The second in the series of pranks, which actually occurs first chronologically, highlights how the film does not capitalize on the reaction shot as much as it should. In this scene, Bud Malone (Lil Rel Howery) is minding his business as an employee at a computer repair store when his sister Trina (Tiffany Haddish) barges in, cuts two customers in line, and requests that Bud give her money. Trina humiliates Bud, pouring his drink all over him and going through his cash register. She takes out a few handfuls of cash and exits the store, but not before removing her house-arrest anklet and handing it to one of the customers. Her parting gift to both of them is a cut of the stolen cash. When she leaves, however, we don’t get to see what the two customers do with the cash. If the scene had lingered a bit more, we would have gotten a glimpse into the character of these two unwitting customers, even if their reactions weren’t “interesting” enough for a movie like this one. It feels like the movie was rushing forward to keep audiences from losing interest. There are a few other moments where bystanders are put into the headlights in a ridiculous prank, but we are steered right around them and instead continue onward with the story. There’s no time to look in the rearview mirror and glean their reactions as they process what just happened. The movie speeds on, never allowing a scene to breathe or maybe relieve itself on the side of the road before continuing.  
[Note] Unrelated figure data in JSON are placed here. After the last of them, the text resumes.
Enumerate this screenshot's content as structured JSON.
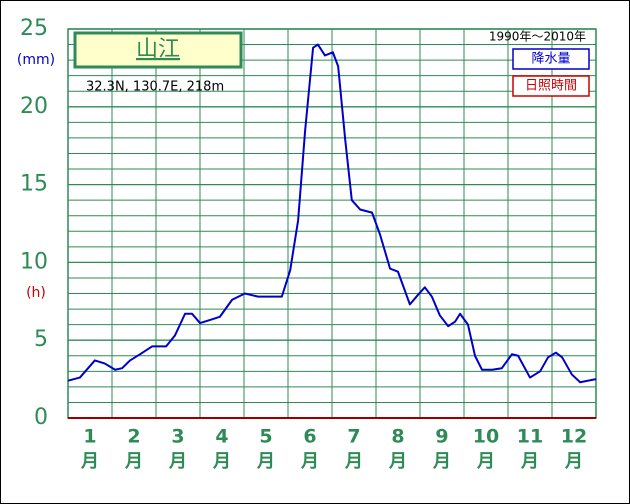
{
  "chart_data": {
    "type": "line",
    "title": "山江",
    "subtitle": "32.3N,  130.7E,  218m",
    "period": "1990年〜2010年",
    "y_unit_label": "(mm)",
    "y2_unit_label": "(h)",
    "legend": [
      {
        "name": "降水量",
        "color": "#0000cc"
      },
      {
        "name": "日照時間",
        "color": "#cc0000"
      }
    ],
    "x_tick_labels": [
      [
        "1",
        "月"
      ],
      [
        "2",
        "月"
      ],
      [
        "3",
        "月"
      ],
      [
        "4",
        "月"
      ],
      [
        "5",
        "月"
      ],
      [
        "6",
        "月"
      ],
      [
        "7",
        "月"
      ],
      [
        "8",
        "月"
      ],
      [
        "9",
        "月"
      ],
      [
        "10",
        "月"
      ],
      [
        "11",
        "月"
      ],
      [
        "12",
        "月"
      ]
    ],
    "xlim": [
      0,
      12
    ],
    "month_boundaries": [
      0,
      1,
      2,
      3,
      4,
      5,
      6,
      7,
      8,
      9,
      10,
      11,
      12
    ],
    "ylim": [
      0,
      25
    ],
    "yticks": [
      0,
      5,
      10,
      15,
      20,
      25
    ],
    "minor_yticks": [
      1,
      2,
      3,
      4,
      6,
      7,
      8,
      9,
      11,
      12,
      13,
      14,
      16,
      17,
      18,
      19,
      21,
      22,
      23,
      24
    ],
    "grid": true,
    "x": [
      0,
      0.27,
      0.61,
      0.84,
      1.07,
      1.23,
      1.41,
      1.64,
      1.91,
      2.23,
      2.43,
      2.66,
      2.82,
      3.0,
      3.23,
      3.45,
      3.73,
      4.02,
      4.32,
      4.55,
      4.86,
      5.05,
      5.23,
      5.39,
      5.57,
      5.68,
      5.84,
      6.02,
      6.14,
      6.3,
      6.45,
      6.64,
      6.91,
      7.09,
      7.32,
      7.5,
      7.77,
      7.95,
      8.11,
      8.27,
      8.45,
      8.64,
      8.8,
      8.91,
      9.09,
      9.25,
      9.41,
      9.64,
      9.86,
      10.09,
      10.23,
      10.5,
      10.73,
      10.91,
      11.09,
      11.23,
      11.45,
      11.64,
      12
    ],
    "series": [
      {
        "color": "#0000cc",
        "values": [
          2.4,
          2.6,
          3.7,
          3.5,
          3.1,
          3.2,
          3.7,
          4.1,
          4.6,
          4.6,
          5.3,
          6.7,
          6.7,
          6.1,
          6.3,
          6.5,
          7.6,
          8.0,
          7.8,
          7.8,
          7.8,
          9.5,
          12.7,
          18.5,
          23.8,
          24.0,
          23.3,
          23.5,
          22.6,
          17.9,
          14.0,
          13.4,
          13.2,
          11.8,
          9.6,
          9.4,
          7.3,
          7.9,
          8.4,
          7.8,
          6.6,
          5.9,
          6.2,
          6.7,
          6.0,
          4.0,
          3.1,
          3.1,
          3.2,
          4.1,
          4.0,
          2.6,
          3.0,
          3.9,
          4.2,
          3.9,
          2.8,
          2.3,
          2.5
        ]
      }
    ]
  }
}
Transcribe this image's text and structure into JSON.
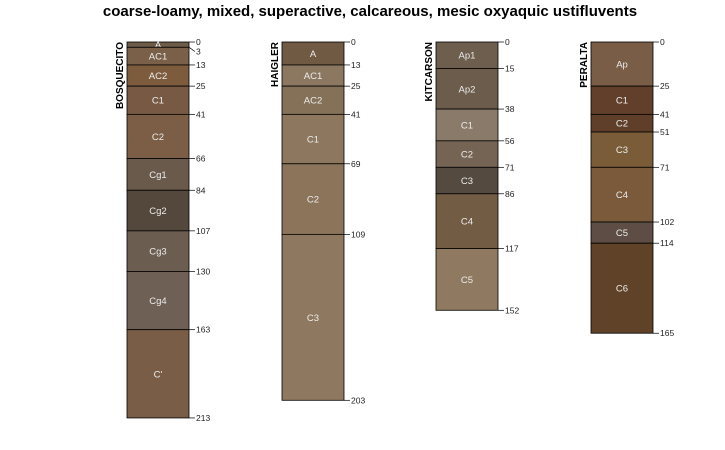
{
  "chart_data": {
    "type": "soil-profile-sketch",
    "title": "coarse-loamy, mixed, superactive, calcareous, mesic oxyaquic ustifluvents",
    "depth_units": "cm",
    "profiles": [
      {
        "name": "BOSQUECITO",
        "horizons": [
          {
            "name": "A",
            "top": 0,
            "bottom": 3,
            "color": "#6d5c48"
          },
          {
            "name": "AC1",
            "top": 3,
            "bottom": 13,
            "color": "#7a6048"
          },
          {
            "name": "AC2",
            "top": 13,
            "bottom": 25,
            "color": "#7d5c3e"
          },
          {
            "name": "C1",
            "top": 25,
            "bottom": 41,
            "color": "#785a44"
          },
          {
            "name": "C2",
            "top": 41,
            "bottom": 66,
            "color": "#7b5e45"
          },
          {
            "name": "Cg1",
            "top": 66,
            "bottom": 84,
            "color": "#6a5a4c"
          },
          {
            "name": "Cg2",
            "top": 84,
            "bottom": 107,
            "color": "#54473b"
          },
          {
            "name": "Cg3",
            "top": 107,
            "bottom": 130,
            "color": "#6b5d50"
          },
          {
            "name": "Cg4",
            "top": 130,
            "bottom": 163,
            "color": "#6e6054"
          },
          {
            "name": "C'",
            "top": 163,
            "bottom": 213,
            "color": "#7a5d46"
          }
        ]
      },
      {
        "name": "HAIGLER",
        "horizons": [
          {
            "name": "A",
            "top": 0,
            "bottom": 13,
            "color": "#705a44"
          },
          {
            "name": "AC1",
            "top": 13,
            "bottom": 25,
            "color": "#8c7860"
          },
          {
            "name": "AC2",
            "top": 25,
            "bottom": 41,
            "color": "#857058"
          },
          {
            "name": "C1",
            "top": 41,
            "bottom": 69,
            "color": "#8d775f"
          },
          {
            "name": "C2",
            "top": 69,
            "bottom": 109,
            "color": "#8c745b"
          },
          {
            "name": "C3",
            "top": 109,
            "bottom": 203,
            "color": "#8e7860"
          }
        ]
      },
      {
        "name": "KITCARSON",
        "horizons": [
          {
            "name": "Ap1",
            "top": 0,
            "bottom": 15,
            "color": "#6e5e4e"
          },
          {
            "name": "Ap2",
            "top": 15,
            "bottom": 38,
            "color": "#6c5c4c"
          },
          {
            "name": "C1",
            "top": 38,
            "bottom": 56,
            "color": "#8a7a6a"
          },
          {
            "name": "C2",
            "top": 56,
            "bottom": 71,
            "color": "#756454"
          },
          {
            "name": "C3",
            "top": 71,
            "bottom": 86,
            "color": "#554a40"
          },
          {
            "name": "C4",
            "top": 86,
            "bottom": 117,
            "color": "#735c44"
          },
          {
            "name": "C5",
            "top": 117,
            "bottom": 152,
            "color": "#8f7960"
          }
        ]
      },
      {
        "name": "PERALTA",
        "horizons": [
          {
            "name": "Ap",
            "top": 0,
            "bottom": 25,
            "color": "#795d46"
          },
          {
            "name": "C1",
            "top": 25,
            "bottom": 41,
            "color": "#623f2a"
          },
          {
            "name": "C2",
            "top": 41,
            "bottom": 51,
            "color": "#5f3f2a"
          },
          {
            "name": "C3",
            "top": 51,
            "bottom": 71,
            "color": "#7b5c38"
          },
          {
            "name": "C4",
            "top": 71,
            "bottom": 102,
            "color": "#7a5a3a"
          },
          {
            "name": "C5",
            "top": 102,
            "bottom": 114,
            "color": "#5d4d44"
          },
          {
            "name": "C6",
            "top": 114,
            "bottom": 165,
            "color": "#5f4228"
          }
        ]
      }
    ]
  }
}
Besides the premature cutaways and the lackluster plot, though, Bad Trip is a thoroughly enjoyable movie. André is a toned-down version of his warped, socially uninitiated alter ego on The Eric Andre Show, but his comedic prowess is on full display here. The subtle humor of delivering a weak, uninspired kick to his friend in the middle of a heated exchange after their car inexplicably blows up, the hearty laughter induced by his barroom antics that end in him projectile vomiting all over himself and the people around him, his series of cringe-inducing encounters with Maria: each is an example of a seasoned professional at the top of his craft. “Comedy is a game of millimeters,” says André, so despite how easy it may look, it takes a lot of hard work to learn to pick up on and react to behavioral cues with such ease. André’s years of experience in this department serve as the bedrock upon which the rest of the movie is built.  

That’s not to say that the rest of the cast isn’t also brilliant. Tiffany Haddish is her reliably comic self here, intimidating strangers throughout with her excessively mean demeanor, yet also showing a soft spot for some younger men (“It’s been so long since a man looked me in my eyes…can we kiss?” she asks a bewildered police officer out of the blue). Lil Rel Howery plays Bud Malone as the comedic straight man with arguably the best character arc, as he seeks to get out from under the oppressive thumb of his domineering sister while finding himself in all sorts of hijinks. Howery makes the requisite road trip interludes enjoyable, relaying stories of Trina frying fish and flipping ribs on the grill with her bare hands. Michaela Conlin is great as Maria, a practical and level-headed gallery director who is also given some time in the comedic sun: In a dream sequence, for example, she beats up a flirtatious guy, robs a “blind” man (who’s a performer, obviously), and kisses the priest at her wedding. She also ends the film with an over-the-top outburst after Chris and Bud get in the way of her gallery showing.  

What separates this movie from many other prank comedy movies, especially ones made by Sacha Baron Cohen, is the way that the characters are made into the butt of the jokes, not the bystanders. While there are some great reactions to be had (a wedding photographer from the dream sequence who sees the priest kissing the bride and groom, looks up from his camera for a brief moment, and then goes back to taking photos like usual), the joke is usually on the performers. None of the pranks were engineered to expose our human or cultural flaws. This isn’t a biting political commentary on the divided state of American society or a mockery of the cultural elite, just a few pranksters brave enough to make themselves the joke. And maybe that’s what comedy needs today––a return, even a brief one, to its wholesome escapist roots.